Upcoming Screenings & Events
The Outwrite Film & Video Series will be held Saturday and Sunday, February 27 and 28, at Boston’s Park Plaza Hotel, as part of the 8th Annual National Lesbian, Gay, Bisexual, and Transgendered Writer’s Conference. The series features Pratibha Pramar’s latest film, "The Righteous Babes"; Jay Corcoran’s "Undetectable," a documentary following six HIV-positive people as they start new drug regimens; "Dakan" by Mohamed Camara, a coming-out story set in West Africa; "Treyf" by Alisa Lebow and Cynthia Madansky, a documentary by and about two Jewish lesbians; "On," a documentary about longtime lesbian activist Blue Lunden; and more. A weekend pass for the festival is $15. It runs Saturday, February 27, 9:00 a.m. to 6:30 p.m., and Sunday, February, 28, 9:00 a.m. to 1:15 p.m. For tickets and information, call Outwrite at 617-262-6969.

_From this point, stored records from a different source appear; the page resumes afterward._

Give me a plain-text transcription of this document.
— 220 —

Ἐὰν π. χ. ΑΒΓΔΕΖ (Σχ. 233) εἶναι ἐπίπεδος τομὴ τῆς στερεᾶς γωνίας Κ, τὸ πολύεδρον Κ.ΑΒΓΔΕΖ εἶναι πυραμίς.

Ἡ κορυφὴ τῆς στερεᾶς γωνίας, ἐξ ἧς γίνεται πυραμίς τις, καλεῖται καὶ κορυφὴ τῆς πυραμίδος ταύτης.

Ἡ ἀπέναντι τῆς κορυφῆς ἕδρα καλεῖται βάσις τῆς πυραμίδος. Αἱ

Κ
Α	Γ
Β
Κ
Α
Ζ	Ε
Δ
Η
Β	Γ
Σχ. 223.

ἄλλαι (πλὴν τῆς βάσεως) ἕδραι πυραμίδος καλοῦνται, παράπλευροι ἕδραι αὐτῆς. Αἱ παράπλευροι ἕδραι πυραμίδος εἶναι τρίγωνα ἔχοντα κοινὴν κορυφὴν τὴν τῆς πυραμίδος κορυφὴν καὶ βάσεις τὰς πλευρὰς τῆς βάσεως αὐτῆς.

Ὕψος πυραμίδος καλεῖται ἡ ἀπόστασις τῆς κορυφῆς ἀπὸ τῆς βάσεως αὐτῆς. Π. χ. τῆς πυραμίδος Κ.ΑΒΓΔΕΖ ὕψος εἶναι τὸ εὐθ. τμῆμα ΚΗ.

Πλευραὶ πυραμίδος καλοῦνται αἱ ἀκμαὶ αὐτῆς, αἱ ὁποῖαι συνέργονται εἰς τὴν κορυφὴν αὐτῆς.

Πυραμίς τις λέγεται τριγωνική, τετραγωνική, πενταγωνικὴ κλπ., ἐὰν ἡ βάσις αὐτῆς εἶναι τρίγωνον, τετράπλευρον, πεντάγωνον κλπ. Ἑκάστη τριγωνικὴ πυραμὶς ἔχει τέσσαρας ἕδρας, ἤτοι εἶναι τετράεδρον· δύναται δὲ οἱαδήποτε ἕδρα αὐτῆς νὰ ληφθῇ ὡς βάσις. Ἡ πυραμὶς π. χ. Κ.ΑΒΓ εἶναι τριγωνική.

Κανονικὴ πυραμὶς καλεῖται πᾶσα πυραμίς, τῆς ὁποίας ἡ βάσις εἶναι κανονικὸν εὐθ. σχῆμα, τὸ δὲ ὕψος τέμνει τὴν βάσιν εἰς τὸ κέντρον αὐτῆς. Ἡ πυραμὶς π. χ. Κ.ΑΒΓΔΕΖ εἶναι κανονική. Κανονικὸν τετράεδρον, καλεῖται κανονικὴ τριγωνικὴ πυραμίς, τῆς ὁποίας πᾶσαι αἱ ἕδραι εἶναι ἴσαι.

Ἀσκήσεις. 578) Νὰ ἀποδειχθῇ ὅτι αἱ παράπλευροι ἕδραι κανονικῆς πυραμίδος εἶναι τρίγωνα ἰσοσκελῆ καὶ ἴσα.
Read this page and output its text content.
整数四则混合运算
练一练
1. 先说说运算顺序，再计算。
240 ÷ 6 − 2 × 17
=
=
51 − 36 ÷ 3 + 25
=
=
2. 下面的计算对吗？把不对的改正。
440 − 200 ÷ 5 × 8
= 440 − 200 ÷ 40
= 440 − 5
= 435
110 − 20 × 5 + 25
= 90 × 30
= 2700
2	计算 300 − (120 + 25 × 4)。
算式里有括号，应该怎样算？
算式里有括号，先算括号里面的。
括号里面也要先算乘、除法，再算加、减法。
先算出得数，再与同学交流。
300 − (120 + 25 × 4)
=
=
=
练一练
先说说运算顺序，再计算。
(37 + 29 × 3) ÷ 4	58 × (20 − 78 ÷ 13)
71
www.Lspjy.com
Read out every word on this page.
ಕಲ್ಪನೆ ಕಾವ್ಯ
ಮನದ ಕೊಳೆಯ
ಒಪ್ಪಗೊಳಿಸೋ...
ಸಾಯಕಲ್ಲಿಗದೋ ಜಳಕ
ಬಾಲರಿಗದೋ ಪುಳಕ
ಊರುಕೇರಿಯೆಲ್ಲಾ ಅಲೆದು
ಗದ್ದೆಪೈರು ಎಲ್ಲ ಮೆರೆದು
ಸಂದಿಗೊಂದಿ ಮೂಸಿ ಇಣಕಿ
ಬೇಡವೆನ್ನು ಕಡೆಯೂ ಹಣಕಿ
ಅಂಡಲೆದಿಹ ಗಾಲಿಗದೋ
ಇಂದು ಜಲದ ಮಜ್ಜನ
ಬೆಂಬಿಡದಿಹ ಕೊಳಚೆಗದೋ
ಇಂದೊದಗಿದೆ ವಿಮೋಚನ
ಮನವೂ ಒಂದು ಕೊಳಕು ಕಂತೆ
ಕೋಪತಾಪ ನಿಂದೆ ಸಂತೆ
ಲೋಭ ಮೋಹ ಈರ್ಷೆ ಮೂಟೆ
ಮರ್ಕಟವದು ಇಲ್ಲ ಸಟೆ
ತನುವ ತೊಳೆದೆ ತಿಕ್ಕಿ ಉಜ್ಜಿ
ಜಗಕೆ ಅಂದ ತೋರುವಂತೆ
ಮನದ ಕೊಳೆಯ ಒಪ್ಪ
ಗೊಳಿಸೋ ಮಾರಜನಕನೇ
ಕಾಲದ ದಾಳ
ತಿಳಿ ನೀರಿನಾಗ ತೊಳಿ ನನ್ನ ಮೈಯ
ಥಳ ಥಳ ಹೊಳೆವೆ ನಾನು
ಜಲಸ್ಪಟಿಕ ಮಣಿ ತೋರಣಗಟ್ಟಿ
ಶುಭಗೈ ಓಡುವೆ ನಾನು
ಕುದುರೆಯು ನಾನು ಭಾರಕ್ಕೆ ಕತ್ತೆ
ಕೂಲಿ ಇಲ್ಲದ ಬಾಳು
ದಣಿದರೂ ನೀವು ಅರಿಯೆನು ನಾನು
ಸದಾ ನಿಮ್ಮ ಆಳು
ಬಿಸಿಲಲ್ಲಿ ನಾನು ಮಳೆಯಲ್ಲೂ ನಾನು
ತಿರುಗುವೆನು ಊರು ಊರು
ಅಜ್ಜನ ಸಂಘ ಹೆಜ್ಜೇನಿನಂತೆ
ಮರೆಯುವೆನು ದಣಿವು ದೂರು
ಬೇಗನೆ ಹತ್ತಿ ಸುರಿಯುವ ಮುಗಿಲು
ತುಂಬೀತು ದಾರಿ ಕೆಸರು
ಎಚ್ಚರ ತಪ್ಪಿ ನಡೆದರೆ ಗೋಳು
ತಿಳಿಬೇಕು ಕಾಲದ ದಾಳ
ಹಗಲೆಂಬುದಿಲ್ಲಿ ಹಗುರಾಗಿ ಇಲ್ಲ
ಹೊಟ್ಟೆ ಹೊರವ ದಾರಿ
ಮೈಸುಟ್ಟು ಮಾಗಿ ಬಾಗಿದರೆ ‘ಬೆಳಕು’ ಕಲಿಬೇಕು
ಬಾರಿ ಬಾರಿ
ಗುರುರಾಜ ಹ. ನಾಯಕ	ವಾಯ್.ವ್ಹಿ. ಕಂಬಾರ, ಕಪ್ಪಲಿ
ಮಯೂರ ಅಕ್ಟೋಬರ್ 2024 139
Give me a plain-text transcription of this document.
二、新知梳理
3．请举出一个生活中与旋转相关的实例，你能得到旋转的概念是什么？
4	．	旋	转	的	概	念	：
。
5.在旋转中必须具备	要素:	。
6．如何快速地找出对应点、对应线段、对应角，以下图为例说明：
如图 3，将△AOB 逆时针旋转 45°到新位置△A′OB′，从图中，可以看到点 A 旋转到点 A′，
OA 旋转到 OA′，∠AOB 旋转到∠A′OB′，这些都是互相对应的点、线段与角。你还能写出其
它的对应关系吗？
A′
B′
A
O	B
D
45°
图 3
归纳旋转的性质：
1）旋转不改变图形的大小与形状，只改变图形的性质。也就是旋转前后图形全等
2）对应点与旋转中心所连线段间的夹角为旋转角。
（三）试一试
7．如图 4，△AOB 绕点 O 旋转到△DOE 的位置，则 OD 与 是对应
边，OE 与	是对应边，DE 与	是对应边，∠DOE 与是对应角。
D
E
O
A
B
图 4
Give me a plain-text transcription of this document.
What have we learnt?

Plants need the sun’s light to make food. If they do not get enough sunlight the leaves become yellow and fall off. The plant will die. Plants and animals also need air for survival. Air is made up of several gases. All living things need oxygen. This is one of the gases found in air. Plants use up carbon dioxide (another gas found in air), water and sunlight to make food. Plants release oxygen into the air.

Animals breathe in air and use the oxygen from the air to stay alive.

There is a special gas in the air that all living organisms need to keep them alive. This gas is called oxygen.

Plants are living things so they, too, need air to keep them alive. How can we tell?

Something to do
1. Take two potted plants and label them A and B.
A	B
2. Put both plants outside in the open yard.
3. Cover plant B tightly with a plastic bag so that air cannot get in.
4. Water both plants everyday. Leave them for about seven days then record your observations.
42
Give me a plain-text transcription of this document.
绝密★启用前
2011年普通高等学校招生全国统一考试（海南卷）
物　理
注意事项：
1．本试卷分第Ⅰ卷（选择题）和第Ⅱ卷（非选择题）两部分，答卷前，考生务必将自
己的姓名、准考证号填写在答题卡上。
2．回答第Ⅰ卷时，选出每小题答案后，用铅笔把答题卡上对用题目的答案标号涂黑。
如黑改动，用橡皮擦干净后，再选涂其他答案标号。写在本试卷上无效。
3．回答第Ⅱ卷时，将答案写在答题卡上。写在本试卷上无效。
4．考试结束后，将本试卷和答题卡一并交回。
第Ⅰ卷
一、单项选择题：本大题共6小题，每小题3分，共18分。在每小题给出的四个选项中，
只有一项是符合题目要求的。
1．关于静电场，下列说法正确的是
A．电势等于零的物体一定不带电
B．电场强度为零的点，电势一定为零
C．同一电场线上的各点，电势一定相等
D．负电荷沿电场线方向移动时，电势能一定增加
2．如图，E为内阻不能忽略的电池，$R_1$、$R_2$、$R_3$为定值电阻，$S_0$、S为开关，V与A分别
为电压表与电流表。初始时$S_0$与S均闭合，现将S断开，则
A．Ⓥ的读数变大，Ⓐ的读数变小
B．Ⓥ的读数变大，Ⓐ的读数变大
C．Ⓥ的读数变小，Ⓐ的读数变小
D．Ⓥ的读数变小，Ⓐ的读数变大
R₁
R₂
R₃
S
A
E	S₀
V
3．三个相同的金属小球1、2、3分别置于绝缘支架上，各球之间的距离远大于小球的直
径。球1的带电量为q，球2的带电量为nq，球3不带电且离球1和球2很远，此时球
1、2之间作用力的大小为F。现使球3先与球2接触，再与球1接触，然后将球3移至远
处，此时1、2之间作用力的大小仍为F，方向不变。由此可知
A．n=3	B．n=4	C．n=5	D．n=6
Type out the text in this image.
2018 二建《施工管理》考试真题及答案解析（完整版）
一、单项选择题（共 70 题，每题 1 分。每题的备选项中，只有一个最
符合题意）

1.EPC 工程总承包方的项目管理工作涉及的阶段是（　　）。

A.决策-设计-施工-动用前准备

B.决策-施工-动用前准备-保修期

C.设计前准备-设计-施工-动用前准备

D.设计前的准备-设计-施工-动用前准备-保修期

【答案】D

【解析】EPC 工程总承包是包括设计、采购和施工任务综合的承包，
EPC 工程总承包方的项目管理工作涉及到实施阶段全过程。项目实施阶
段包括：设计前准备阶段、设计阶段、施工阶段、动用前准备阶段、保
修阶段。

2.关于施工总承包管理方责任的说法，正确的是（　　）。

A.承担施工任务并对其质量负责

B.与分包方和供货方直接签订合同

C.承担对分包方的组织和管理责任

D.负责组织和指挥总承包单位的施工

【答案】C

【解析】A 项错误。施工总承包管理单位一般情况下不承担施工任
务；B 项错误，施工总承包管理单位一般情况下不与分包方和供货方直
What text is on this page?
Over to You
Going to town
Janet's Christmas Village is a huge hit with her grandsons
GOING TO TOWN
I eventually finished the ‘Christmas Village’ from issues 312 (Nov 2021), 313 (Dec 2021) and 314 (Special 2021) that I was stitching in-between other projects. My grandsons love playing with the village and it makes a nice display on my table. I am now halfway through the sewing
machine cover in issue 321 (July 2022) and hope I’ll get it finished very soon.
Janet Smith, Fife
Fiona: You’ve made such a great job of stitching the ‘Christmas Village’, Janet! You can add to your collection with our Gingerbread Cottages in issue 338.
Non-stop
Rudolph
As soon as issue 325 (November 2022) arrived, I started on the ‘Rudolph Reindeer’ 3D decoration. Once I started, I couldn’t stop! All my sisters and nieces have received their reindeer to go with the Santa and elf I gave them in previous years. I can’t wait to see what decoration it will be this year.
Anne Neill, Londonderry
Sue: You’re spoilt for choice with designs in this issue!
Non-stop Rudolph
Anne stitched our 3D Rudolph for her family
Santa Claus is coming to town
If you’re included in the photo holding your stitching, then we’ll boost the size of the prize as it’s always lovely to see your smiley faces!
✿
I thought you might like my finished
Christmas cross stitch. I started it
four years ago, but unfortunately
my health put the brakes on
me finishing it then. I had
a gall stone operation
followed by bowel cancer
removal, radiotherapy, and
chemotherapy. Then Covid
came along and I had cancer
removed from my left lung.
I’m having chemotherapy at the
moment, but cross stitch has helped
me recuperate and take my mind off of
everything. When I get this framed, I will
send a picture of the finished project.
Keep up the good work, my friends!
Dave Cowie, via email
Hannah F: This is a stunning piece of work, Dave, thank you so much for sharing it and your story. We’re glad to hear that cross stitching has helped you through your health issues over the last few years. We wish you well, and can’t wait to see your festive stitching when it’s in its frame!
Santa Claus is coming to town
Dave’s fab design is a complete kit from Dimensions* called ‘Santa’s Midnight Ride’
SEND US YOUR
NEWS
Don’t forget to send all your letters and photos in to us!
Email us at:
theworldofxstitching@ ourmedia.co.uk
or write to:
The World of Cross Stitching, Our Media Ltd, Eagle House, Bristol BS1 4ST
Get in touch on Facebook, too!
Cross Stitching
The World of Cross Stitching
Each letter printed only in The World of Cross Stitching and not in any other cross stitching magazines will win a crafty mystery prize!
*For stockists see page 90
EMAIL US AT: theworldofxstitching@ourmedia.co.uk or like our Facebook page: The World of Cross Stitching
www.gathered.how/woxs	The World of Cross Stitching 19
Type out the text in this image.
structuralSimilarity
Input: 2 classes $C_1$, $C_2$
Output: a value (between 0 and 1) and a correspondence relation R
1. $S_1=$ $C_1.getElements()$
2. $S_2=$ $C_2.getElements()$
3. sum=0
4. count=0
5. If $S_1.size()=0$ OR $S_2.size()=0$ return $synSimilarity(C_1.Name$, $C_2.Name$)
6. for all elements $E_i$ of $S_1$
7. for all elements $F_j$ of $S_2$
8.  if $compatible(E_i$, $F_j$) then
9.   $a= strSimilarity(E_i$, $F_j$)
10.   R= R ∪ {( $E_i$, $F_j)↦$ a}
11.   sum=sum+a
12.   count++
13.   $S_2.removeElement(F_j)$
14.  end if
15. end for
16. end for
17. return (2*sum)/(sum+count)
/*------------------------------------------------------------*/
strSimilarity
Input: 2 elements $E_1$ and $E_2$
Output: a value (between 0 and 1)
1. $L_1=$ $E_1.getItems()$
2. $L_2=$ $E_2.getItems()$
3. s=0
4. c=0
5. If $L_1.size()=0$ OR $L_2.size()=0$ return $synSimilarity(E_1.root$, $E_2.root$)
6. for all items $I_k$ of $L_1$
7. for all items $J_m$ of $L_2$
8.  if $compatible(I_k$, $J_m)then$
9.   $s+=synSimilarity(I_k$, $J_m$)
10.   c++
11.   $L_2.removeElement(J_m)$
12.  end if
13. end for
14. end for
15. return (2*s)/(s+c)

The 1999 Maine Jewish Film Festival is scheduled for March 4 through 10. Internationally acclaimed director Michael Verhoeven will introduce and answer questions about two of his award-winning films: "My Mother’s Courage," a complex, challenging, and true story of a woman deported from Budapest who demands to be released–and is released simply because the Nazi in charge has the power to do it; and "The Nasty Girl," the story of a German teenager who uncovers her town’s unsavory Holocaust history and the consequences she suffers. The festival will feature a full week of Jewish and Israeli films. The complete schedule will be available in February. To get on the Festival’s mailing list, send e-mail with your name and address to email@example.com or call 207-879-0028. Also, check their web site at http://www.uahcweb.org/me/bet-haam/mjff.html
Women in Film and Video New England invites both members and non-members to their event "New Approaches to Science Literacy for Children," to be held Monday, February 1, from 7:00 to 9:00 p.m. at WGBH-TV, 125 Western Avenue in Allston, in the Cahners Conference Room. A panel of innovators in the field–WGBH, Tom Snyder Productions, "Zoom," and Wonder Cabinet Interpretive Design–will discuss their approaches to teaching science literacy. This event will be free for members and $15 for non-members.
The Decordova Museum presents an exhibit, "Karl Sims: A Video Retrospective," now through May 31, which features the computer animations of 1998 MacArthur Fellowship Award recipient Karl Sims. Sims, a computer/video artist, first began creating animation in this evolutionary manner while an artist in residence at Thinking Machines in Cambridge. The exhibition, which was organized by Adjunct Curator for Media Arts George Fifield, anticipates the opening of the Boston Cyberarts Festival, which will take place throughout Boston from May 1 through 15. Sims’ most recent interactive installation, "Galapagos," will have its American premiere as part of the "Make Your Move: Interactive Computer Art" exhibition, DeCordova’s contribution to the Boston Cyberarts Festival. "Make Your Move" will be on display in the Media Space at DeCordova from March 27 through May 31.